Paul, R., & Elder, L. (2020). The miniature guide to critical thinking: Concepts and tools (Eighth edition). Rowman & Littlefield.
Qiu, R. (2023), "Editorial: GPT revolutionizing AI applications: empowering future digital transformation", Digital Transformation and Society, Vol. 2 No. 2, pp. 101-103. https://doi.org/10.1108/DTS-05-2023-066
Silverman, David (2013). Doing Qualitative Research. London: SAGE Publications.
Sousa, S., & Kern, R. (2022). How to keep text private? A systematic review of deep learning methods for privacy-preserving natural language processing. https://doi.org/10.48550/ARXIV.2205.10095
Applications
Applications until 30 June 2025.
Applications through the ICS FenixEdu platform: https://fenix.ics.ulisboa.pt.

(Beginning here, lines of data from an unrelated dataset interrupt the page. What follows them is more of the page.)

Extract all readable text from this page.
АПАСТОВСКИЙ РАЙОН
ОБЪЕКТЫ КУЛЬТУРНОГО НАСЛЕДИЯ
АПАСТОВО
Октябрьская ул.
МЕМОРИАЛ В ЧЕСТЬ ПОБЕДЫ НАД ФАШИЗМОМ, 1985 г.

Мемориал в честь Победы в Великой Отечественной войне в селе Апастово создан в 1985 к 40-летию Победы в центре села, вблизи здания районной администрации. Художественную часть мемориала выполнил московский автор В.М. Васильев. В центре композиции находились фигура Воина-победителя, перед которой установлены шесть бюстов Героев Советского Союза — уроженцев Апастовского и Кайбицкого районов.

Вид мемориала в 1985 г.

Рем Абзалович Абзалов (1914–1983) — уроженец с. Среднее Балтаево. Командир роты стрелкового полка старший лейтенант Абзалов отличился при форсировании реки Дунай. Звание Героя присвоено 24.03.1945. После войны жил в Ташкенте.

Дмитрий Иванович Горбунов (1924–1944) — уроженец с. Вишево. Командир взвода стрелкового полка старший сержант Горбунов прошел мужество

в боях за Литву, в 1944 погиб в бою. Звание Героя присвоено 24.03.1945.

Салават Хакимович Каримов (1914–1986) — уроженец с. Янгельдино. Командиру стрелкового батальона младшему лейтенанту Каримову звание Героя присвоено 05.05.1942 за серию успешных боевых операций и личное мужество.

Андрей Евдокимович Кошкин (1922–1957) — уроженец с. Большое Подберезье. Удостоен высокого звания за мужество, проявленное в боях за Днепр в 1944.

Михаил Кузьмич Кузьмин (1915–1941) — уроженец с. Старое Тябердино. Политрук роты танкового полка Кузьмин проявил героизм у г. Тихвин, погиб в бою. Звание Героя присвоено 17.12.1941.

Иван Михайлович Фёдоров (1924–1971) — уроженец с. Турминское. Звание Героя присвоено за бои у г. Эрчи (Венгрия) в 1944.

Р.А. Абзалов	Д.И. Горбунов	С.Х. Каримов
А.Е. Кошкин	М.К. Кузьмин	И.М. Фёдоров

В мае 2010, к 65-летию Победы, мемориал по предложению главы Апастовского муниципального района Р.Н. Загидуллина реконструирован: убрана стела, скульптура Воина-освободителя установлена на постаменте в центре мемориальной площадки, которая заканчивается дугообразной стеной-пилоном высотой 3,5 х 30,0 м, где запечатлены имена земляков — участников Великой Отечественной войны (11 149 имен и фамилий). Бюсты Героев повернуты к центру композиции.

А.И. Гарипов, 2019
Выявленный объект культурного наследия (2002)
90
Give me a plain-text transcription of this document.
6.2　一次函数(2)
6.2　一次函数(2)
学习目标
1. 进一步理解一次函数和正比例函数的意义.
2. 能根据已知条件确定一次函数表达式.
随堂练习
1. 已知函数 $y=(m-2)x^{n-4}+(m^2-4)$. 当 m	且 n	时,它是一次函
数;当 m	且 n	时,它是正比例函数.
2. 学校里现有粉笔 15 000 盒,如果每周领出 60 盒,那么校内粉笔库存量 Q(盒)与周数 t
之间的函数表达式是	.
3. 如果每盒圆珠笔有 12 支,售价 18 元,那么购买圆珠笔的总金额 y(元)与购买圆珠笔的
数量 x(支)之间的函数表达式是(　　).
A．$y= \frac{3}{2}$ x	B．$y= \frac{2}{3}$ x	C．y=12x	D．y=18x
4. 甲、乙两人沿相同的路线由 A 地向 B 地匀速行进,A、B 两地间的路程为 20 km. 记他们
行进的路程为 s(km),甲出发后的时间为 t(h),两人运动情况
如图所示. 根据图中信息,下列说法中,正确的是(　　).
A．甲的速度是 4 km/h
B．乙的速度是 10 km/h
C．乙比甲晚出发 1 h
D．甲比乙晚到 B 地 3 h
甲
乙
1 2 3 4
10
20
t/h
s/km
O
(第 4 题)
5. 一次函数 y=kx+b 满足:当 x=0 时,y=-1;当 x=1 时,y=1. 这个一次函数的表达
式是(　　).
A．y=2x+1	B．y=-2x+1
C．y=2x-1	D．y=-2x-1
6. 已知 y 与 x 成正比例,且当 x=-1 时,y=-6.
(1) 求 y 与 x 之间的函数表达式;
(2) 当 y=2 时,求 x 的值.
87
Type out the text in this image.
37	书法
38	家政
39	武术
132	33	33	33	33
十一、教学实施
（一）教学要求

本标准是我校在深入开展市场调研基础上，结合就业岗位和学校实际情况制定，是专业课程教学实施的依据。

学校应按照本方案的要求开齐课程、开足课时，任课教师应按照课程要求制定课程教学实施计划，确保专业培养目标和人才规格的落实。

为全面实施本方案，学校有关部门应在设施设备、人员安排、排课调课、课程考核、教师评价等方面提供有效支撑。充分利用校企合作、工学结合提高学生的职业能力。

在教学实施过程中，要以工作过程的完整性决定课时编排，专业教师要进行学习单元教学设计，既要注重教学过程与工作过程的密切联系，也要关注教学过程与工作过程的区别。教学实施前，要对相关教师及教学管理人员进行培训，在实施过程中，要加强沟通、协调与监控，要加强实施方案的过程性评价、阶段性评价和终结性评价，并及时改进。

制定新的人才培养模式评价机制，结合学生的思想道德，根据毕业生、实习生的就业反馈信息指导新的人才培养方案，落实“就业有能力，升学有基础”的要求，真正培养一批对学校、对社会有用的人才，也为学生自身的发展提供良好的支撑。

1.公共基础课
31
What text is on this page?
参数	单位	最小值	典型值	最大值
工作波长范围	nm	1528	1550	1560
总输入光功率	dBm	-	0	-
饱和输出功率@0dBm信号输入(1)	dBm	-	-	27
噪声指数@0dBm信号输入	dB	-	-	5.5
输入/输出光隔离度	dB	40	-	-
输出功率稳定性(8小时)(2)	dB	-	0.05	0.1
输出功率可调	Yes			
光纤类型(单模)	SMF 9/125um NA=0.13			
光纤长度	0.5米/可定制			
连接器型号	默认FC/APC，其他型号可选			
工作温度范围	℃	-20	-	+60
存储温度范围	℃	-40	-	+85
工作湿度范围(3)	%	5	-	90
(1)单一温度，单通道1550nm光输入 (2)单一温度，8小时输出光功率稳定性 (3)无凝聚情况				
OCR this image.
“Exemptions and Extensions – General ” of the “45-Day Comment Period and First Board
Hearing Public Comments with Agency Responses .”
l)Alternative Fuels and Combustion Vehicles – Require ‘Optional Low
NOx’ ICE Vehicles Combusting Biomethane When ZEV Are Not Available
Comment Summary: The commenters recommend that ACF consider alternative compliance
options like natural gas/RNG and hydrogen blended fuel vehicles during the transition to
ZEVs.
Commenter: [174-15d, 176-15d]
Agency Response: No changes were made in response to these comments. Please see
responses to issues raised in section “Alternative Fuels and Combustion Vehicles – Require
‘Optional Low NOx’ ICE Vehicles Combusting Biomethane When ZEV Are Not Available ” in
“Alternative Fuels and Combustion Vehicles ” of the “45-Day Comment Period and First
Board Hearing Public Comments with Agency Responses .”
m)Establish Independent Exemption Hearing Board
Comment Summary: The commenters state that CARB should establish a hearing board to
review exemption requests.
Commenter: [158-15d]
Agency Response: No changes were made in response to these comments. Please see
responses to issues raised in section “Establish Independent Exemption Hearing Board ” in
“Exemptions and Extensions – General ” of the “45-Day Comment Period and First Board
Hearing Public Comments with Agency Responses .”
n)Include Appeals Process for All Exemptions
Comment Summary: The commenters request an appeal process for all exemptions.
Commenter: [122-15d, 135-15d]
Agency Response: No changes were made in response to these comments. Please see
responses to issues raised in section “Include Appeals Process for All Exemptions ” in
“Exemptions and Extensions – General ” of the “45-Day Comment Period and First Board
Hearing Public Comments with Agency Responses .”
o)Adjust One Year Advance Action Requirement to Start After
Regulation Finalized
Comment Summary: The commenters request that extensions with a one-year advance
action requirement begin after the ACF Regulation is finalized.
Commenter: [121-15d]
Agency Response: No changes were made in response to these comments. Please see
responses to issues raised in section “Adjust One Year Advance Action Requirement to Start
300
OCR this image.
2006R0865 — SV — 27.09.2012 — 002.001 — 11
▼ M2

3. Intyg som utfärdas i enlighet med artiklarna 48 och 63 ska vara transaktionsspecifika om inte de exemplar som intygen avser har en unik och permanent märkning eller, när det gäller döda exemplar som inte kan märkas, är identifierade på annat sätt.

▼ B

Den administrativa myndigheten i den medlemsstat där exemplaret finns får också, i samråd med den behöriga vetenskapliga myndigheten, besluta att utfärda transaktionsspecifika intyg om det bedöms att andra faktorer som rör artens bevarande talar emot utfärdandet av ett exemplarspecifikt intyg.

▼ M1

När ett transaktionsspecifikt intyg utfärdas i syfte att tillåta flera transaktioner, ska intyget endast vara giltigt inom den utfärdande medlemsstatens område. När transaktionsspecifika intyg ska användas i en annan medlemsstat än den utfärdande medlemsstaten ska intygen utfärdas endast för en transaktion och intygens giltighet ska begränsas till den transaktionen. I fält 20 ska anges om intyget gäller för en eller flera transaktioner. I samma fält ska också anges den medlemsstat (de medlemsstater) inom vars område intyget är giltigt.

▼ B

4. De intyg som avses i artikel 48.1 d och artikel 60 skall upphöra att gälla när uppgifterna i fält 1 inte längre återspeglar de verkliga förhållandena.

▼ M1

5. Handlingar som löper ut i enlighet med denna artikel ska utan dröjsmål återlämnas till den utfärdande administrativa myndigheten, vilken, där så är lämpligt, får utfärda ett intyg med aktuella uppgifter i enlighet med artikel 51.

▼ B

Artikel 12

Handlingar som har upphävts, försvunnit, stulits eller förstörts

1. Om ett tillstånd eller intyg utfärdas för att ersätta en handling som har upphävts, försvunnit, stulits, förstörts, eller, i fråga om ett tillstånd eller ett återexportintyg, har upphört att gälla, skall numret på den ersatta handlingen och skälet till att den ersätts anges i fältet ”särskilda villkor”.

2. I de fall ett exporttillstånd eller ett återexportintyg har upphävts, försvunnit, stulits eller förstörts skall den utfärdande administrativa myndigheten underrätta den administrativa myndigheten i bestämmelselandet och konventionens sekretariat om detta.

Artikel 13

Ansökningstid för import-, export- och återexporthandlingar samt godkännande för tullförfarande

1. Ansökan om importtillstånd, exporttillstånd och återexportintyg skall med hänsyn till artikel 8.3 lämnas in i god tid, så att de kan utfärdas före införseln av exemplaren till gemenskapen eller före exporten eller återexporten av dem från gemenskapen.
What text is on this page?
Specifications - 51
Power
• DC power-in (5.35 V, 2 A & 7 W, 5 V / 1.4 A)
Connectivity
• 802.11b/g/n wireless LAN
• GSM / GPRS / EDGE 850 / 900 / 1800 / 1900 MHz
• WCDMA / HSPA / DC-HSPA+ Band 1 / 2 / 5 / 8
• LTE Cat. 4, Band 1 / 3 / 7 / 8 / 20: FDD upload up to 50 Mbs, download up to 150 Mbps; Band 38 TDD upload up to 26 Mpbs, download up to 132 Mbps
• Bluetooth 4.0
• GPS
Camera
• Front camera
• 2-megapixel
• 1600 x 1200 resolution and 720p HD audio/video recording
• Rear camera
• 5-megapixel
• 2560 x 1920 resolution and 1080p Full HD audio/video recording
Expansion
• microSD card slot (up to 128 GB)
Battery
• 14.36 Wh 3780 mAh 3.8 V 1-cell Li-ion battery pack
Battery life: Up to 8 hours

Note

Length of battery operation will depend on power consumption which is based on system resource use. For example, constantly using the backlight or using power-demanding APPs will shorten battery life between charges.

To create a registration, please access https://fenix.ics.ulisboa.pt/accountCreation.
In case you already have a registration, you can recover the access at https://fenix.ics.ulisboa.pt/passwordResetRequest.
In case you already have a student number at ICS, you should use your Campus account credentials. You may recover your access to this account at https://utilizador.ulisboa.pt.
Requirements
To attend the course, the candidate must be 18 years of age or over and fit into the defined target audience. If all vacancies are filled, preference will be given to candidates preparing theses or dissertations involving research projects related to the proposed themes. A good command of the English language is recommended to use the supporting bibliography. Internet access required. There must be prior knowledge of qualitative analysis methodology using software.
Admission
The course operates with a minimum of 10 participants and a maximum of 30 participants. If all vacancies are filled, preference will be given to candidates preparing theses or dissertations involving research projects related to the proposed methodologies.